Does it help putting people who have coronavirus on ventilators versus letting them struggle on? Strictly speaking, claims Matt Strauss, no one knows whether those who survive their time on a ventilator may have survived anyway.
Conversely, Dr. Strauss, a critical care physician, notes that also unknown is whether some would-be survivor died because he was on a ventilator.
Matt Strauss, the former medical director of the critical care unit at Guelph General Hospital in Canada, is now an assistant professor of medicine at Queen’s University. Dr. Strauss continues:
Ventilators, Toilet Paper Hysteria
I fear the current clamor reminds me of nothing so much as the panic buyers of toilet paper stampeding over each other in early March. When the history of the COVID-19 pandemic in the Western world is written, I do not believe ‘massive ramp-up of ventilator manufacturing,’ will be credited with our deliverance.
Ventilators do not cure any disease. They can fill your lungs with air when you find yourself unable to do so yourself. They are associated with lung diseases in the public’s consciousness, but this is not in fact (ventilators’) most common or most appropriate application.

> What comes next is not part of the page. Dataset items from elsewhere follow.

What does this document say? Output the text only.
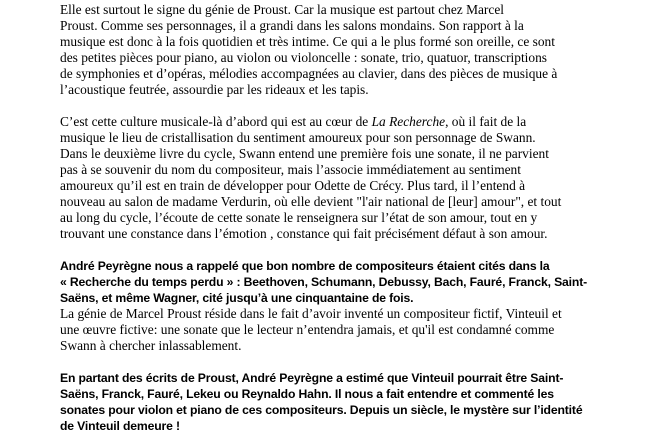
Elle est surtout le signe du génie de Proust. Car la musique est partout chez Marcel
Proust. Comme ses personnages, il a grandi dans les salons mondains. Son rapport à la
musique est donc à la fois quotidien et très intime. Ce qui a le plus formé son oreille, ce sont
des petites pièces pour piano, au violon ou violoncelle : sonate, trio, quatuor, transcriptions
de symphonies et d’opéras, mélodies accompagnées au clavier, dans des pièces de musique à
l’acoustique feutrée, assourdie par les rideaux et les tapis.
C’est cette culture musicale-là d’abord qui est au cœur de La Recherche, où il fait de la
musique le lieu de cristallisation du sentiment amoureux pour son personnage de Swann.
Dans le deuxième livre du cycle, Swann entend une première fois une sonate, il ne parvient
pas à se souvenir du nom du compositeur, mais l’associe immédiatement au sentiment
amoureux qu’il est en train de développer pour Odette de Crécy. Plus tard, il l’entend à
nouveau au salon de madame Verdurin, où elle devient "l'air national de [leur] amour", et tout
au long du cycle, l’écoute de cette sonate le renseignera sur l’état de son amour, tout en y
trouvant une constance dans l’émotion , constance qui fait précisément défaut à son amour.
André Peyrègne nous a rappelé que bon nombre de compositeurs étaient cités dans la
« Recherche du temps perdu » : Beethoven, Schumann, Debussy, Bach, Fauré, Franck, Saint-
Saëns, et même Wagner, cité jusqu’à une cinquantaine de fois.
La génie de Marcel Proust réside dans le fait d’avoir inventé un compositeur fictif, Vinteuil et
une œuvre fictive: une sonate que le lecteur n’entendra jamais, et qu'il est condamné comme
Swann à chercher inlassablement.
En partant des écrits de Proust, André Peyrègne a estimé que Vinteuil pourrait être Saint-
Saëns, Franck, Fauré, Lekeu ou Reynaldo Hahn. Il nous a fait entendre et commenté les
sonates pour violon et piano de ces compositeurs. Depuis un siècle, le mystère sur l’identité
de Vinteuil demeure !
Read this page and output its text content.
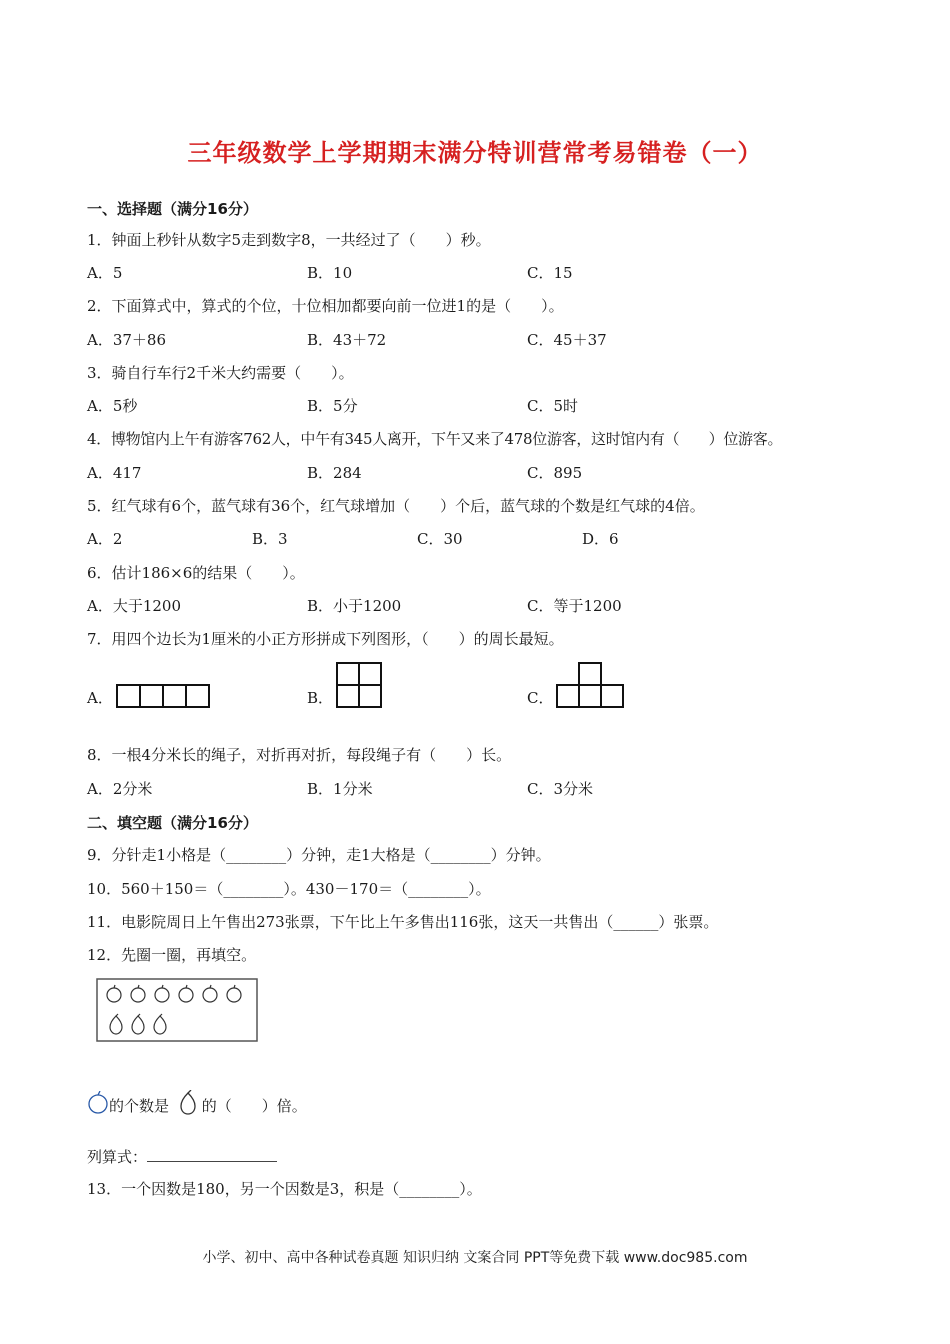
三年级数学上学期期末满分特训营常考易错卷（一）
一、选择题（满分16分）
1．钟面上秒针从数字5走到数字8，一共经过了（　　）秒。
A．5	B．10	C．15
2．下面算式中，算式的个位，十位相加都要向前一位进1的是（　　）。
A．37＋86	B．43＋72	C．45＋37
3．骑自行车行2千米大约需要（　　）。
A．5秒	B．5分	C．5时
4．博物馆内上午有游客762人，中午有345人离开，下午又来了478位游客，这时馆内有（　　）位游客。
A．417	B．284	C．895
5．红气球有6个，蓝气球有36个，红气球增加（　　）个后，蓝气球的个数是红气球的4倍。
A．2	B．3	C．30	D．6
6．估计186×6的结果（　　）。
A．大于1200	B．小于1200	C．等于1200
7．用四个边长为1厘米的小正方形拼成下列图形，（　　）的周长最短。
A．	B．	C．
8．一根4分米长的绳子，对折再对折，每段绳子有（　　）长。
A．2分米	B．1分米	C．3分米
二、填空题（满分16分）
9．分针走1小格是（________）分钟，走1大格是（________）分钟。
10．560＋150＝（________）。430－170＝（________）。
11．电影院周日上午售出273张票，下午比上午多售出116张，这天一共售出（______）张票。
12．先圈一圈，再填空。
的个数是 的（　　）倍。
列算式：
13．一个因数是180，另一个因数是3，积是（________）。
小学、初中、高中各种试卷真题 知识归纳 文案合同 PPT等免费下载 www.doc985.com
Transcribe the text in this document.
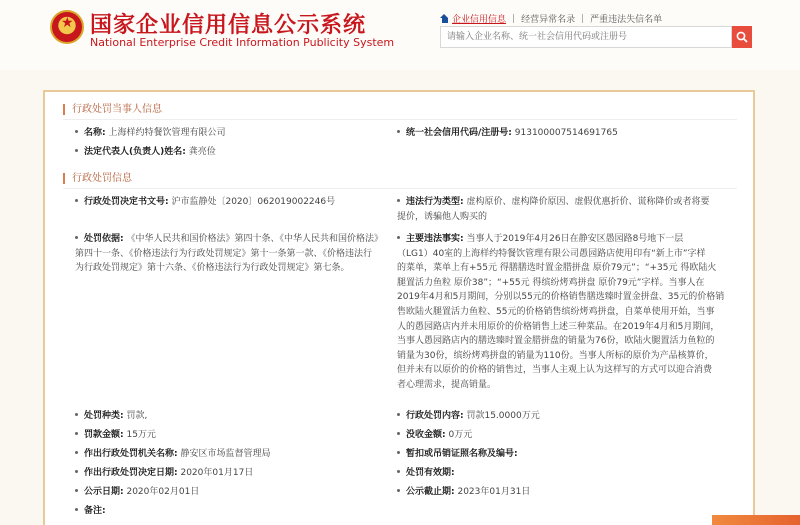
★
国家企业信用信息公示系统
National Enterprise Credit Information Publicity System
企业信用信息 | 经营异常名录 | 严重违法失信名单
请输入企业名称、统一社会信用代码或注册号
行政处罚当事人信息
名称: 上海样约特餐饮管理有限公司	统一社会信用代码/注册号: 913100007514691765
法定代表人(负责人)姓名: 龚亮俭
行政处罚信息
行政处罚决定书文号: 沪市监静处〔2020〕062019002246号	违法行为类型: 虚构原价、虚构降价原因、虚假优惠折价、谎称降价或者将要
提价，诱骗他人购买的
处罚依据: 《中华人民共和国价格法》第四十条、《中华人民共和国价格法》
第四十一条、《价格违法行为行政处罚规定》第十一条第一款、《价格违法行
为行政处罚规定》第十六条、《价格违法行为行政处罚规定》第七条。
主要违法事实: 当事人于2019年4月26日在静安区愚园路8号地下一层
（LG1）40室的上海样约特餐饮管理有限公司愚园路店使用印有“新上市”字样
的菜单，菜单上有+55元 得膳膳选时置金腊拼盘 原价79元”；“+35元 得欧陆火
腿置活力鱼粒 原价38”；“+55元 得缤纷烤鸡拼盘 原价79元”字样。当事人在
2019年4月和5月期间，分别以55元的价格销售膳选臻时置金拼盘、35元的价格销
售欧陆火腿置活力鱼粒、55元的价格销售缤纷烤鸡拼盘，自菜单使用开始，当事
人的愚园路店内并未用原价的价格销售上述三种菜品。在2019年4月和5月期间，
当事人愚园路店内的膳选臻时置金腊拼盘的销量为76份，欧陆火腿置活力鱼粒的
销量为30份，缤纷烤鸡拼盘的销量为110份。当事人所标的原价为产品核算价，
但并未有以原价的价格的销售过，当事人主观上认为这样写的方式可以迎合消费
者心理需求，提高销量。
处罚种类: 罚款,	行政处罚内容: 罚款15.0000万元
罚款金额: 15万元	没收金额: 0万元
作出行政处罚机关名称: 静安区市场监督管理局	暂扣或吊销证照名称及编号:
作出行政处罚决定日期: 2020年01月17日	处罚有效期:
公示日期: 2020年02月01日	公示截止期: 2023年01月31日
备注:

With COVID-19, the preliminary outcome data is rather dismal, notes Dr. Strauss. Last week the New England Journal of Medicine published a case series of very ill COVID-19 patients in Seattle with data up to March 23:
Of the 20 patients who went on a ventilator, only four had so far escaped the hospital alive. Nine had died. Three remained in suspended animation, going on three or four weeks of ventilation. Four escaped the ventilator but remained in hospital.

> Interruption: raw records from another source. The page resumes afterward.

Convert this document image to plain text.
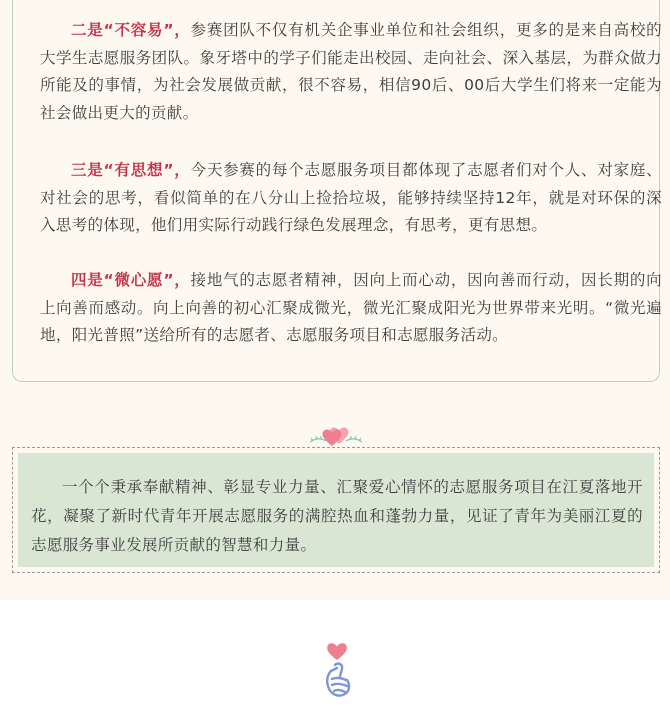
二是“不容易”，参赛团队不仅有机关企事业单位和社会组织，更多的是来自高校的大学生志愿服务团队。象牙塔中的学子们能走出校园、走向社会、深入基层，为群众做力所能及的事情，为社会发展做贡献，很不容易，相信90后、00后大学生们将来一定能为社会做出更大的贡献。

三是“有思想”，今天参赛的每个志愿服务项目都体现了志愿者们对个人、对家庭、对社会的思考，看似简单的在八分山上捡拾垃圾，能够持续坚持12年，就是对环保的深入思考的体现，他们用实际行动践行绿色发展理念，有思考，更有思想。

四是“微心愿”，接地气的志愿者精神，因向上而心动，因向善而行动，因长期的向上向善而感动。向上向善的初心汇聚成微光，微光汇聚成阳光为世界带来光明。“微光遍地，阳光普照”送给所有的志愿者、志愿服务项目和志愿服务活动。

一个个秉承奉献精神、彰显专业力量、汇聚爱心情怀的志愿服务项目在江夏落地开花，凝聚了新时代青年开展志愿服务的满腔热血和蓬勃力量，见证了青年为美丽江夏的志愿服务事业发展所贡献的智慧和力量。
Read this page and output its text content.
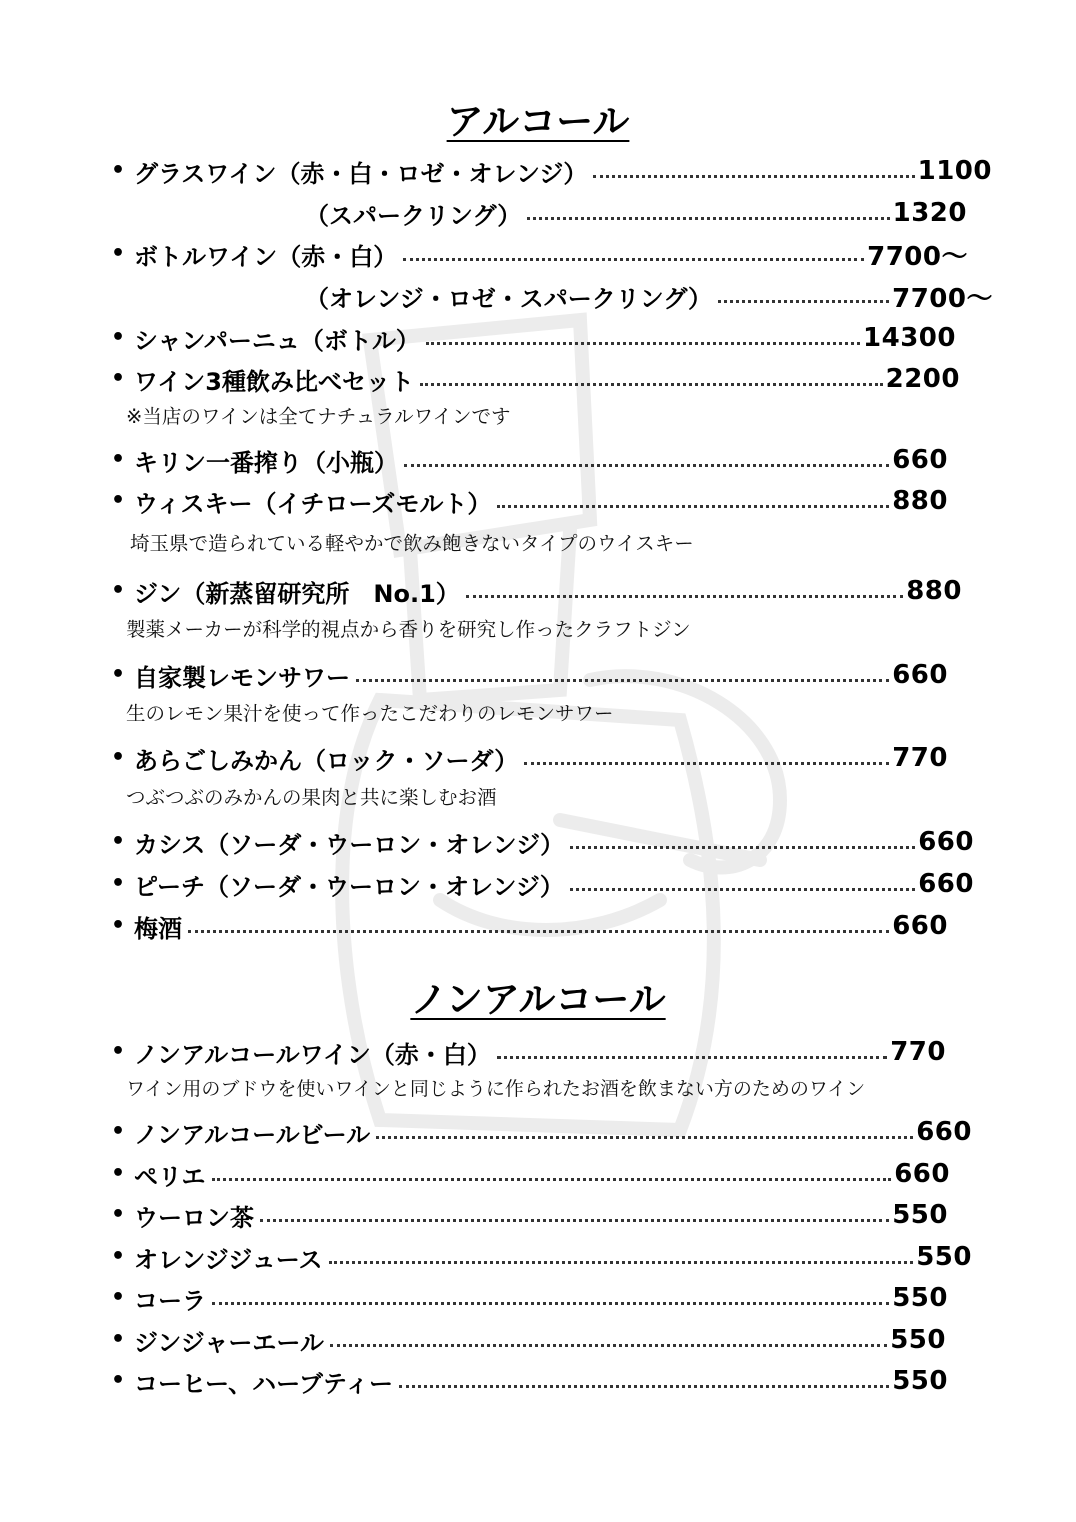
アルコール
• グラスワイン（赤・白・ロゼ・オレンジ）	1100
（スパークリング）	1320
• ボトルワイン（赤・白）	7700～
（オレンジ・ロゼ・スパークリング）	7700～
• シャンパーニュ（ボトル）	14300
• ワイン3種飲み比べセット	2200
※当店のワインは全てナチュラルワインです
• キリン一番搾り（小瓶）	660
• ウィスキー（イチローズモルト）	880
埼玉県で造られている軽やかで飲み飽きないタイプのウイスキー
• ジン（新蒸留研究所　No.1）	880
製薬メーカーが科学的視点から香りを研究し作ったクラフトジン
• 自家製レモンサワー	660
生のレモン果汁を使って作ったこだわりのレモンサワー
• あらごしみかん（ロック・ソーダ）	770
つぶつぶのみかんの果肉と共に楽しむお酒
• カシス（ソーダ・ウーロン・オレンジ）	660
• ピーチ（ソーダ・ウーロン・オレンジ）	660
• 梅酒	660
ノンアルコール
• ノンアルコールワイン（赤・白）	770
ワイン用のブドウを使いワインと同じように作られたお酒を飲まない方のためのワイン
• ノンアルコールビール	660
• ペリエ	660
• ウーロン茶	550
• オレンジジュース	550
• コーラ	550
• ジンジャーエール	550
• コーヒー、ハーブティー	550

No Randomized Control Trial
There has never been a placebo randomized control trial of putting people on ventilators versus letting them struggle on.

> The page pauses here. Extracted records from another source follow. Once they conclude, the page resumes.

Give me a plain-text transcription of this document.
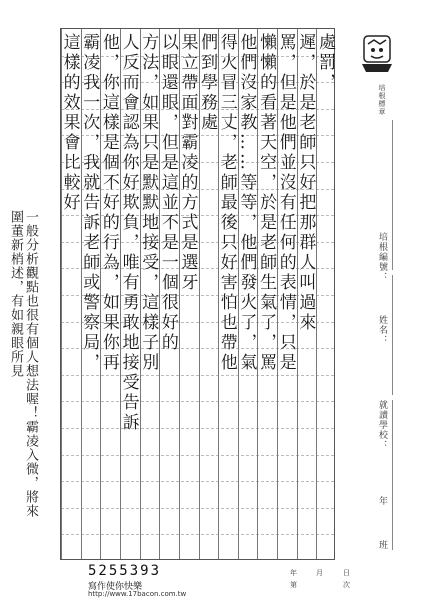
處罰，
遲，於是老師只好把那群人叫過來
罵，但是他們並沒有任何的表情，只是
懶懶的看著天空，於是老師生氣了，罵
他們沒家教……等等，他們發火了，氣
得火冒三丈，老師最後只好害怕也帶他
們到學務處
果立帶面對霸凌的方式是選牙
以眼還眼，但是這並不是一個很好的
方法，如果只是默默地接受，這樣子別
人反而會認為你好欺負，唯有勇敢地接受告訴
他，你這樣是個不好的行為，如果你再
霸凌我一次，我就告訴老師或警察局，
這樣的效果會比較好	培根標章
培根編號：
姓名：
就讀學校：
年
班
一般分析觀點也很有個人想法喔！霸凌入微，將來圍董新梢述，有如親眼所見
5255393
寫作使你快樂
http://www.17bacon.com.tw
年	月	日
第	次
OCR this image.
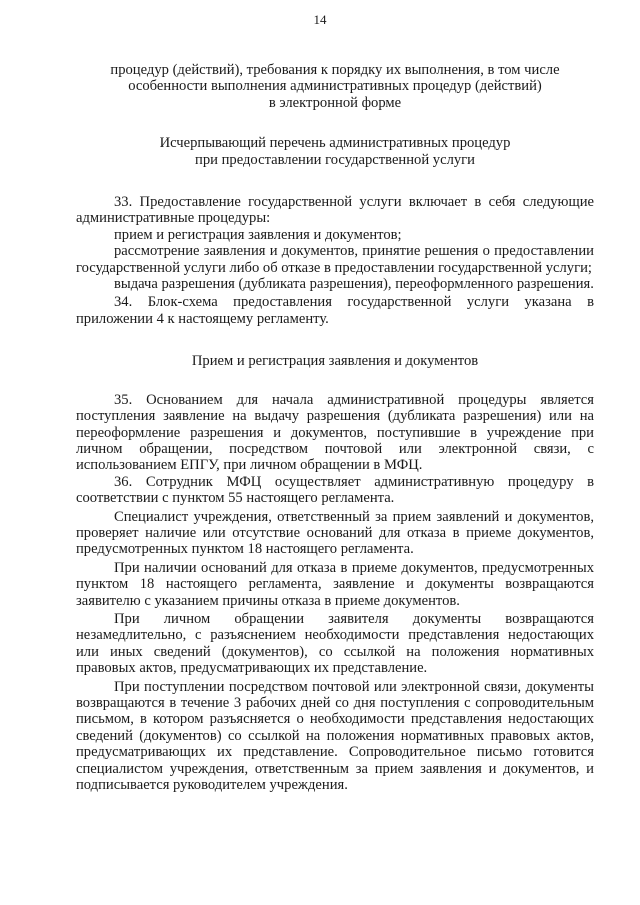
14
процедур (действий), требования к порядку их выполнения, в том числе
особенности выполнения административных процедур (действий)
в электронной форме
Исчерпывающий перечень административных процедур
при предоставлении государственной услуги

33. Предоставление государственной услуги включает в себя следующие административные процедуры:

прием и регистрация заявления и документов;

рассмотрение заявления и документов, принятие решения о предоставлении государственной услуги либо об отказе в предоставлении государственной услуги;

выдача разрешения (дубликата разрешения), переоформленного разрешения.

34. Блок-схема предоставления государственной услуги указана в приложении 4 к настоящему регламенту.

Прием и регистрация заявления и документов

35. Основанием для начала административной процедуры является поступления заявление на выдачу разрешения (дубликата разрешения) или на переоформление разрешения и документов, поступившие в учреждение при личном обращении, посредством почтовой или электронной связи, с использованием ЕПГУ, при личном обращении в МФЦ.

36. Сотрудник МФЦ осуществляет административную процедуру в соответствии с пунктом 55 настоящего регламента.

Специалист учреждения, ответственный за прием заявлений и документов, проверяет наличие или отсутствие оснований для отказа в приеме документов, предусмотренных пунктом 18 настоящего регламента.

При наличии оснований для отказа в приеме документов, предусмотренных пунктом 18 настоящего регламента, заявление и документы возвращаются заявителю с указанием причины отказа в приеме документов.

При личном обращении заявителя документы возвращаются незамедлительно, с разъяснением необходимости представления недостающих или иных сведений (документов), со ссылкой на положения нормативных правовых актов, предусматривающих их представление.

При поступлении посредством почтовой или электронной связи, документы возвращаются в течение 3 рабочих дней со дня поступления с сопроводительным письмом, в котором разъясняется о необходимости представления недостающих сведений (документов) со ссылкой на положения нормативных правовых актов, предусматривающих их представление. Сопроводительное письмо готовится специалистом учреждения, ответственным за прием заявления и документов, и подписывается руководителем учреждения.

At least two-thirds of attempts to stave off death by using ventilators will fail in the short term, writes Dr. Strauss in Spetctator.us
Of the remaining third, we do not know how many will be successful in the medium or long term. This doesn’t quite seem like a convincing rationale to shut down the economy, redirect previous manufacturing output towards ventilators and suspend civil liberties to give us more time for the attempt.
And those bemoaning the government’s failure to demand more and more ventilators should pause for a moment and ask themselves whether that is really the right solution.